We present a new framework for reduceddimension multiuser detection (RD-MUD) that trades off complexity for bit-error-rate (BER) performance. This approach can significantly reduce the number of matched filter branches required by classic multiuser detection designs. We show that the RD-MUD can perform similarly to the linear MUD detector when M is sufficiently large relative to N and K, where N and K are the number of total and active users, respectively. We also study the inherent RD-MUD tradeoff between complexity (the number of correlating signals) and BER performance. This leads to a new notion of approximate sufficient statistics, whereby sufficient statistics are approximated to reduce complexity at the
expense of some BER performance loss.
This one is behind a paywall:  Efficient reconstruction method for L1 regularization in fluorescence molecular tomography by Dong Han, Xin Yang, Kai Liu, Chenghu Qin, Bo Zhang, Xibo Ma, and Jie Tian. The abstract reads;
Fluorescence molecular tomography (FMT) is a promising technique for in vivo small animal imaging. In this paper, the sparsity of the fluorescent sources is considered as the a priori information and is promoted by incorporating L1 regularization. Then a reconstruction algorithm based on stagewise orthogonal matching pursuit is proposed, which treats the FMT problem as the basis pursuit problem. To evaluate this method, we compare it to the iterated-shrinkage-based algorithm with L1 regularization. Numerical simulations and physical experiments show that the proposed method can obtain comparable or even slightly better results. More importantly, the proposed method was at least 2 orders of magnitude faster in these experiments, which makes it a practical reconstruction algorithm.
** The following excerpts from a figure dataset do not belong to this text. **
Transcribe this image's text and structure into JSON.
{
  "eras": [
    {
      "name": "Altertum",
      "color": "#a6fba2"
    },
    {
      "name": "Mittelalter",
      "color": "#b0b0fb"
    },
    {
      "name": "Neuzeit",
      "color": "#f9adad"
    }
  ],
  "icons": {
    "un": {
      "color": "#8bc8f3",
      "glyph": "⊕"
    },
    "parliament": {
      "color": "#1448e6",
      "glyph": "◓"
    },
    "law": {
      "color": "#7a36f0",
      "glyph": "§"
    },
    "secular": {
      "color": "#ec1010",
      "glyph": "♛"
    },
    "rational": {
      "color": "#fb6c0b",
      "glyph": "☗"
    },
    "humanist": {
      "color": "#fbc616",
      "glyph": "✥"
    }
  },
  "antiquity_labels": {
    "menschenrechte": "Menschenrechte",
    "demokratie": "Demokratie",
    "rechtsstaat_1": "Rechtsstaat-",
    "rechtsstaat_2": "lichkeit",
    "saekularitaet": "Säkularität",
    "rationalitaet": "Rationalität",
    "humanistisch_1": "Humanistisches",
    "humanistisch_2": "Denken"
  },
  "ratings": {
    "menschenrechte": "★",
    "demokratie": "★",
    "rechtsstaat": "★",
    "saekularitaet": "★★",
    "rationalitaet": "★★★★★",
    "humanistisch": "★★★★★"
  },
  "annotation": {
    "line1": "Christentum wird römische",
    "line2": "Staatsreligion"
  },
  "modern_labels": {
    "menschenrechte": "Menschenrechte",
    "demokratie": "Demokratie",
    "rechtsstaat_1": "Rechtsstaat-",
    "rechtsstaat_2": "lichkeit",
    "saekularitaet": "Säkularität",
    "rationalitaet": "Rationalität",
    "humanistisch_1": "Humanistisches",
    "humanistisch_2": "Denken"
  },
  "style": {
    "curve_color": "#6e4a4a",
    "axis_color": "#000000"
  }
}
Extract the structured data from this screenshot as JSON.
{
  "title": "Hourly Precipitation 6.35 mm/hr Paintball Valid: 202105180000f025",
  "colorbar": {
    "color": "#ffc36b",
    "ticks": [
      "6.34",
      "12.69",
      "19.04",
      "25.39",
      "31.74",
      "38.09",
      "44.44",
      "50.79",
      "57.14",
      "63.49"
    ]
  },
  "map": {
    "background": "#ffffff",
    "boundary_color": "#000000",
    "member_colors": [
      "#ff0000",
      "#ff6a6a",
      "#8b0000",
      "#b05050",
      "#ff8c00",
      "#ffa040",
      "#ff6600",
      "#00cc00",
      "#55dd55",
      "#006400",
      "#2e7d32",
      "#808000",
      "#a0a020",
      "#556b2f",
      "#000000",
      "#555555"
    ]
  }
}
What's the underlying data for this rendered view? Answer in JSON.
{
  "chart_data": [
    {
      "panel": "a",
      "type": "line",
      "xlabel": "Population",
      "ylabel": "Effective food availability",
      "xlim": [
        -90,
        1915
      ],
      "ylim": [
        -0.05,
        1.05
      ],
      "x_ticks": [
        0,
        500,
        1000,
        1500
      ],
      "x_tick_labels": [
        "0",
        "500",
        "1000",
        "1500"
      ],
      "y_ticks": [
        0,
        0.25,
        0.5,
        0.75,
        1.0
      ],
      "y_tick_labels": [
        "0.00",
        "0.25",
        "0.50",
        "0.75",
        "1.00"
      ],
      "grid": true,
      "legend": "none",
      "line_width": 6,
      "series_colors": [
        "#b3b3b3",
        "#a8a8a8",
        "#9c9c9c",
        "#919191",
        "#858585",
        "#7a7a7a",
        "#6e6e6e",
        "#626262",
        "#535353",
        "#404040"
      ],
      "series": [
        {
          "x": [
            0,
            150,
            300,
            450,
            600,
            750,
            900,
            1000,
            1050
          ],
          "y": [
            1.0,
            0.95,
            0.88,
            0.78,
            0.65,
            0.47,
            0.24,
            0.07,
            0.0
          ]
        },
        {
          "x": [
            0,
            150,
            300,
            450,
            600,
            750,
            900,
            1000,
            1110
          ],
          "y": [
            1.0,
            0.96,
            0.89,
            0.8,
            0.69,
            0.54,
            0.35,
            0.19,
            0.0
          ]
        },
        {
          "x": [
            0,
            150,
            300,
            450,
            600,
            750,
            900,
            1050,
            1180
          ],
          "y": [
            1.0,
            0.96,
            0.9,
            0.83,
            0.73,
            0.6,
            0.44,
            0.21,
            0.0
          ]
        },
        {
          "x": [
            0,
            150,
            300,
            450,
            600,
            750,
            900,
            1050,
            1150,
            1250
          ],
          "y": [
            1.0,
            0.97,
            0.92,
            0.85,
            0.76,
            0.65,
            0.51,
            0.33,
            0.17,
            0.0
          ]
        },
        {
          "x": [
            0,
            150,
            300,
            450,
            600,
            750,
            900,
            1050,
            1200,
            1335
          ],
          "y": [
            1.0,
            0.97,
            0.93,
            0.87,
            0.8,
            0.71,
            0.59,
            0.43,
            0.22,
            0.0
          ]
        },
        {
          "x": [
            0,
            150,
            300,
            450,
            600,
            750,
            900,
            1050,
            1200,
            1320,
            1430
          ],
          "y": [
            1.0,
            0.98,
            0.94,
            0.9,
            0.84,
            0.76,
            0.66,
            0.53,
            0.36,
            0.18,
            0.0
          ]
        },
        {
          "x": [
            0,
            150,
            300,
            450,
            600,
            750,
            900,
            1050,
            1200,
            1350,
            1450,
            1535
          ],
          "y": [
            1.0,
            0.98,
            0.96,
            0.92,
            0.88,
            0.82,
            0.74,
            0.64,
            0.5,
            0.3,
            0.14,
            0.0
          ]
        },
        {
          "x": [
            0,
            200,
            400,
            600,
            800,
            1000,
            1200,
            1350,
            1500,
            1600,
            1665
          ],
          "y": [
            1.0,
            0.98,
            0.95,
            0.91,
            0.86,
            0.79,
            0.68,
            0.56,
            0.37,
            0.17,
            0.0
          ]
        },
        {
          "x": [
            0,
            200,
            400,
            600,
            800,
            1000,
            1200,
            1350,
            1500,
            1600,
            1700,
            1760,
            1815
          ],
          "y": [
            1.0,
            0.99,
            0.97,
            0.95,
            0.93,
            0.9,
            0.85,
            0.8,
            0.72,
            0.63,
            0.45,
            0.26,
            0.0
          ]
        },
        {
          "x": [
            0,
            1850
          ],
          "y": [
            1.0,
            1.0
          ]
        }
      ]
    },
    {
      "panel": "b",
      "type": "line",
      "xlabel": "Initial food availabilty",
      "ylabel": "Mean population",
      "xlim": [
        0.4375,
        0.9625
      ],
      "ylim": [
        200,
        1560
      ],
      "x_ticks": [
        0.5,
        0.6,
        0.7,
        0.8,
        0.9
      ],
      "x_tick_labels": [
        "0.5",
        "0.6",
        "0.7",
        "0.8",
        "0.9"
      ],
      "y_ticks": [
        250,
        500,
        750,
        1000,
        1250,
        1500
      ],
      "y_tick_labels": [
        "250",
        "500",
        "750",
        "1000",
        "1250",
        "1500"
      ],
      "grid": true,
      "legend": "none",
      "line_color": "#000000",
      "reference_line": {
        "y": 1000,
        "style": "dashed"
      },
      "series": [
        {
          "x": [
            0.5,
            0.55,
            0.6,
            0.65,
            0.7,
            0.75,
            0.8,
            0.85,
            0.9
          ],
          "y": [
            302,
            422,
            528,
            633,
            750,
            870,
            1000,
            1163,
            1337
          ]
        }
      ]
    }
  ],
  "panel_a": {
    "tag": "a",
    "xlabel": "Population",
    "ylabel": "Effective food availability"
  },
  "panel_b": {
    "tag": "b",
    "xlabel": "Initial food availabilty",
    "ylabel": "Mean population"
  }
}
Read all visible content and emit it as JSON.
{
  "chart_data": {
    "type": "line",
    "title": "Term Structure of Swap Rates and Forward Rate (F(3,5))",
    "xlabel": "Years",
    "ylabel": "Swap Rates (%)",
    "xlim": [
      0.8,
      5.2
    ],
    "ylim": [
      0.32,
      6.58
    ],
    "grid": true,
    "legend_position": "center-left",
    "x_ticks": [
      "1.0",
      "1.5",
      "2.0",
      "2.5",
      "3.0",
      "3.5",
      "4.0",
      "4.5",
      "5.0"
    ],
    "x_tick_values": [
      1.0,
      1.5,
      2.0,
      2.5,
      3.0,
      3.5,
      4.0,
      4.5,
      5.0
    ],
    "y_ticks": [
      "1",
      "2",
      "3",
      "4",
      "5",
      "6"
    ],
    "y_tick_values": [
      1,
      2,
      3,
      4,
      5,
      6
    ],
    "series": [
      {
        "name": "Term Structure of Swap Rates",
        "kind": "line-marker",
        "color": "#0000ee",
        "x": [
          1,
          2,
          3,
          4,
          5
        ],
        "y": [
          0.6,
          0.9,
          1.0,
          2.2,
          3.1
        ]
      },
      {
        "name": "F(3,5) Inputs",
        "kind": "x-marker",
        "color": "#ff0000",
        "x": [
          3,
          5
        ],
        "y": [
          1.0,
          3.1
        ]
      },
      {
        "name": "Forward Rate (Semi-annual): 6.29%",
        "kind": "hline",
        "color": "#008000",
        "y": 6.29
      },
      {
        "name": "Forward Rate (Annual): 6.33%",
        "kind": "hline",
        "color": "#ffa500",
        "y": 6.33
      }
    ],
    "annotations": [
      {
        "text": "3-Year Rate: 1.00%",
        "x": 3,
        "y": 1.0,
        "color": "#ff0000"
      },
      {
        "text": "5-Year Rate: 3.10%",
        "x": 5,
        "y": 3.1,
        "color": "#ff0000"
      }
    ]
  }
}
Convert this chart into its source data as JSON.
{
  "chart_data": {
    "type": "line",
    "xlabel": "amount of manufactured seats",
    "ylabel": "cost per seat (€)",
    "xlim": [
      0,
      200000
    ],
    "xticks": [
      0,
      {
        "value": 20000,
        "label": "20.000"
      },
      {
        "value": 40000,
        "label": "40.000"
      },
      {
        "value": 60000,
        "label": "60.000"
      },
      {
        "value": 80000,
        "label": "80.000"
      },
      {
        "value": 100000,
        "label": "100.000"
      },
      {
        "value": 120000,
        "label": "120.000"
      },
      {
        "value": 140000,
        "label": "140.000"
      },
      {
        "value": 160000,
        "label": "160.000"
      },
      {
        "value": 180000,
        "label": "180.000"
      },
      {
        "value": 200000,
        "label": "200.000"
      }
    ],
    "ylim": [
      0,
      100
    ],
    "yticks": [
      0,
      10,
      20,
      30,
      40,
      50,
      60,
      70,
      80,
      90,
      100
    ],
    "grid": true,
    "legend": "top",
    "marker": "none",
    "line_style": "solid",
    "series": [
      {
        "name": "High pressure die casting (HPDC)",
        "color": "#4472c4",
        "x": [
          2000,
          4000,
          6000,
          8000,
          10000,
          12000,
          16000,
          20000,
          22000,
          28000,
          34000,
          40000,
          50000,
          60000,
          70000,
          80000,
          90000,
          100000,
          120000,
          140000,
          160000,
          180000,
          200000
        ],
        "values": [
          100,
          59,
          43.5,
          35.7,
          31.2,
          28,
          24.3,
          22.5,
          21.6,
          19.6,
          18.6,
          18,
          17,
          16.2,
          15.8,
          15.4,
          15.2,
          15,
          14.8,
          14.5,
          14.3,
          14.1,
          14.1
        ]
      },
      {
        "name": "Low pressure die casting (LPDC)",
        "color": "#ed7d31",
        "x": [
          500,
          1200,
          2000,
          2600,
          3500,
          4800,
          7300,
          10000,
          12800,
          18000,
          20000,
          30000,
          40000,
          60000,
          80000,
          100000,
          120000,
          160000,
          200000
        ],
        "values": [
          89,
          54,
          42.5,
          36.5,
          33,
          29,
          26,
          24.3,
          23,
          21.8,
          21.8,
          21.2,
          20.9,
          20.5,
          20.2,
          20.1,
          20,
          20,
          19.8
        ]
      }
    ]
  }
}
There is Call for papers for icalp2011gt
Algorithms and Data Structures for selection, identification and encoding.
Group testing, compressed sensing, multi access communications and more.

SCOPE

The workshop aims at bringing together researchers to exchange ideas and results related to the theoretical and practical aspects of group testing, compressed sensing and combinatorial identification in a broad sense. Papers presenting use of group testing and selection primitives in pattern matching, data structures for static membership, communication protocols, cryptographic protocols, streaming computation, bioinfomatics and computational biology, compressed sensing as well as papers focussing on theoretical aspects of combinatorial structures for identification and coding, like randomness extractors, superimposed codes, list-decodable codes, selectors, and the like are welcome.

All the above topics are open to both research and industry contributions. Papers reporting on original research unpublished elsewhere are primarily sought. Surveys of important results, especially recent ones, are also invited.